Sólo el mar nos separa sale de la metodología del taller audiovisual tradicional para preferir un proceso de creación orgánico que prioriza el intercambio y las intuiciones creativas de las directoras. Ellas también participaron en el proceso de edición, el cual fue hecho también a muchas manos. Madueño y Landesberg trabajaron con Karoli y Christy en Lima, mientras Doggett y Toghoj con Khaldiya y Marah en Jordania. Las directoras decidían qué partes de sus historias les parecía importante incluir, y daban opiniones sobre las secuencias y borradores armados por Landesberg, Doggett y Toghoj. Desde luego, nada de esto hubiera sido posible a no ser por el financiamiento que las productoras se encargaron en conseguir, logrando apoyo de fundaciones internacionales como el Sundance Institute y The MacArthur Foundation. Una no puede evitar la pregunta de qué tendría que pasar para que la DAFO del Ministerio de Cultura otorgue apoyo a proyectos similares, basados en la colaboración autorial y fuera de requisitos acartonados de realización.

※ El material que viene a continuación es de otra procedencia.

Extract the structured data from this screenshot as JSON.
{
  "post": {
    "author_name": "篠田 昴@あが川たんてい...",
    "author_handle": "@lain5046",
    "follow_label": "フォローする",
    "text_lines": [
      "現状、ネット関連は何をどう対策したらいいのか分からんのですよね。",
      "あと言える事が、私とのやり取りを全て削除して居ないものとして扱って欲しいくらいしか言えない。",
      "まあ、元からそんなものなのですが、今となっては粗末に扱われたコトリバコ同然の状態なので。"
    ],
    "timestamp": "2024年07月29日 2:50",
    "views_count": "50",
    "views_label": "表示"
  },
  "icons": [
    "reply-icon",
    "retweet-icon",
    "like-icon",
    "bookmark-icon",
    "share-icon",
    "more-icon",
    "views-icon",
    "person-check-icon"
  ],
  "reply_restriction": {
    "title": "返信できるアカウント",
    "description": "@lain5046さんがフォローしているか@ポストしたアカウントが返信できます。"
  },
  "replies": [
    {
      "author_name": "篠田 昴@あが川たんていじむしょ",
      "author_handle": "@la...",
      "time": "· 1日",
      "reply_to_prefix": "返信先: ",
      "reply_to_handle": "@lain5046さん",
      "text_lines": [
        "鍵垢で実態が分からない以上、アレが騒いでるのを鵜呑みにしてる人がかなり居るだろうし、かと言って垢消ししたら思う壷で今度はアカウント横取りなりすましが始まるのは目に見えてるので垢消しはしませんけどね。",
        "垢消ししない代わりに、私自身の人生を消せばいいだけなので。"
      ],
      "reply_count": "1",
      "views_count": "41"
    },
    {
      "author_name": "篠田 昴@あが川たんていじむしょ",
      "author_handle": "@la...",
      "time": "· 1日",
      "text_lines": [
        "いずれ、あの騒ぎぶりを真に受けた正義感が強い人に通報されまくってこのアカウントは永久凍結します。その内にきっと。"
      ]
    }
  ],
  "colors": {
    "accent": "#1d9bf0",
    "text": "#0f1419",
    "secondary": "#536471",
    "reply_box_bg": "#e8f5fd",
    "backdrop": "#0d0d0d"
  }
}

Luego de estrenarse en Hot Docs Festival en Canadá, el documental llegó al Perú con el Festival de Cine de Lima de este año. Una segunda proyección en el Perú, también virtual, ocurrió en la VIII edición del Festival de Cine de Trujillo, festival que va consiguiendo mayor notoriedad cada año. La siguiente proyección virtual en Perú será entre el 19 y 25 de este mes, a través de la primera muestra de cine “Las hojas se deshojan”, organizada por el colectivo EmpoderArte Cine. De nuevo, una no puede evitar la pregunta qué sería del panorama de circulación de cine en el Perú sin gestores culturales y colectivos que organizan muestras y festivales alternativos y gratuitos. Quizá una visión sobre el quehacer cinematográfico quedaría reducida a aquellas películas que logran inmiscuirse en las salas de cine. Tendríamos solo ficciones de considerable presupuesto que se acomodan a las fantasías de aceptación de “minorías”, propias de perspectivas comerciales y bienintencionadas, cuya óptica crítica se queda nadando en la superficie de la realidad peruana que buscan retratar. Este documental ofrece todo lo contrario.

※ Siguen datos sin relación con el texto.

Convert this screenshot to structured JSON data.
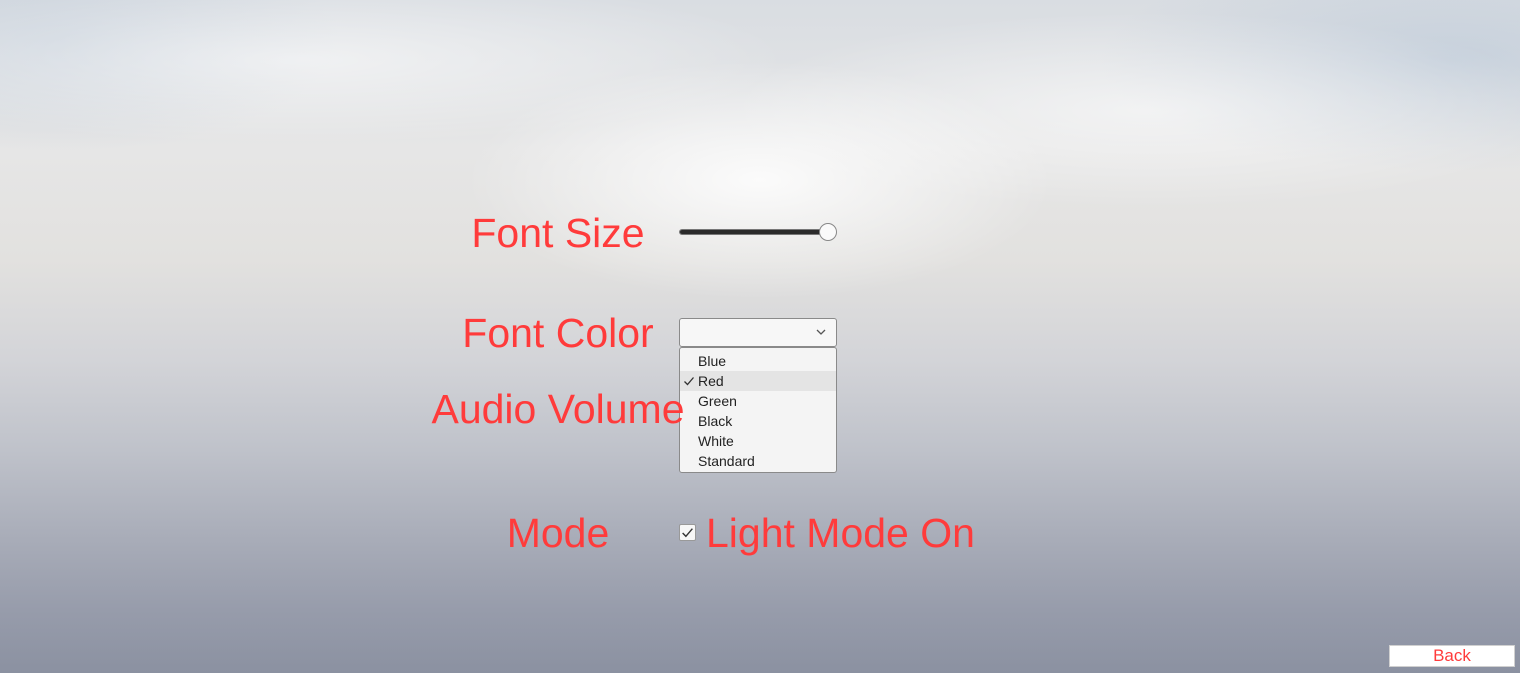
{
  "labels": {
    "font_size": "Font Size",
    "font_color": "Font Color",
    "audio_volume": "Audio Volume",
    "mode": "Mode"
  },
  "font_size_slider": {
    "value_fraction": 0.99
  },
  "font_color_dropdown": {
    "selected_value": "",
    "options": [
      {
        "label": "Blue",
        "selected": false
      },
      {
        "label": "Red",
        "selected": true
      },
      {
        "label": "Green",
        "selected": false
      },
      {
        "label": "Black",
        "selected": false
      },
      {
        "label": "White",
        "selected": false
      },
      {
        "label": "Standard",
        "selected": false
      }
    ]
  },
  "mode_toggle": {
    "label": "Light Mode On",
    "checked": true
  },
  "back_button": {
    "label": "Back"
  },
  "colors": {
    "accent_text": "#ff3b3b"
  }
}
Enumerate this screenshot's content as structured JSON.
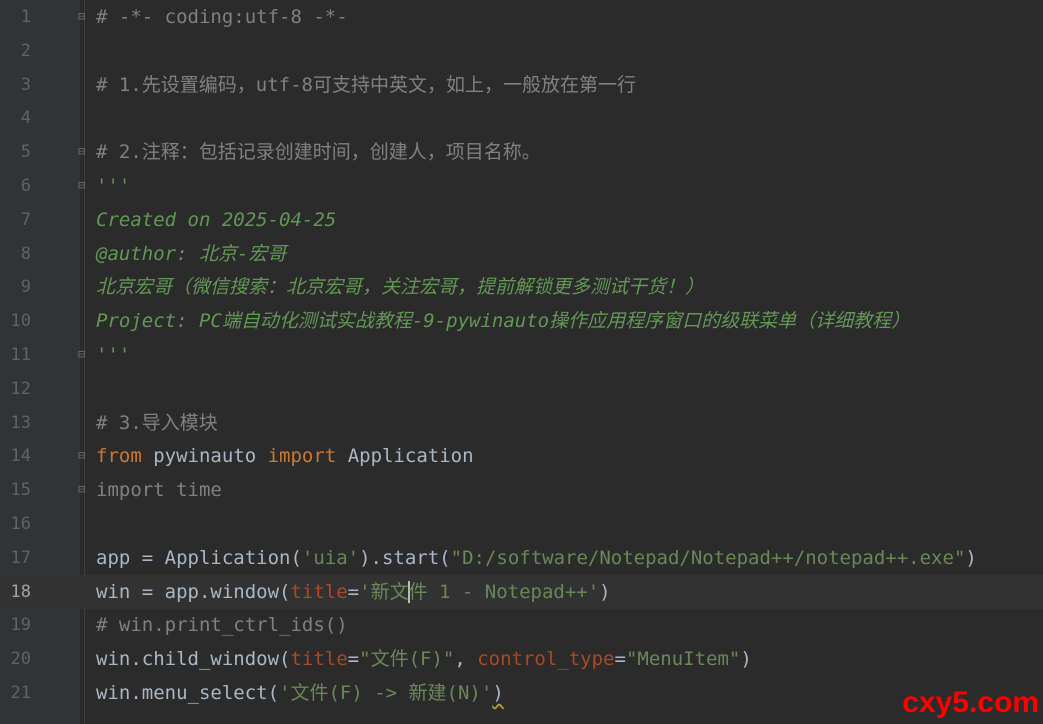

Ficha técnica: Dirección y cinematografía: Khaldiya Amer Ali, Marah Mohammad Alkhateeb, Karoli Bautista Pizarro, Christy Cauper Silvano / Producción: Laura Doggett, Elizabeth (EB) Landesberg, Lali Madueño Medina, Tasneem Toghoj / Edición: Laura Doggett, EB Landesberg, Tasneem Toghoj / Sonido: Daniela López Guerrero / Países de producción: EEEUU, Perú y Jordania.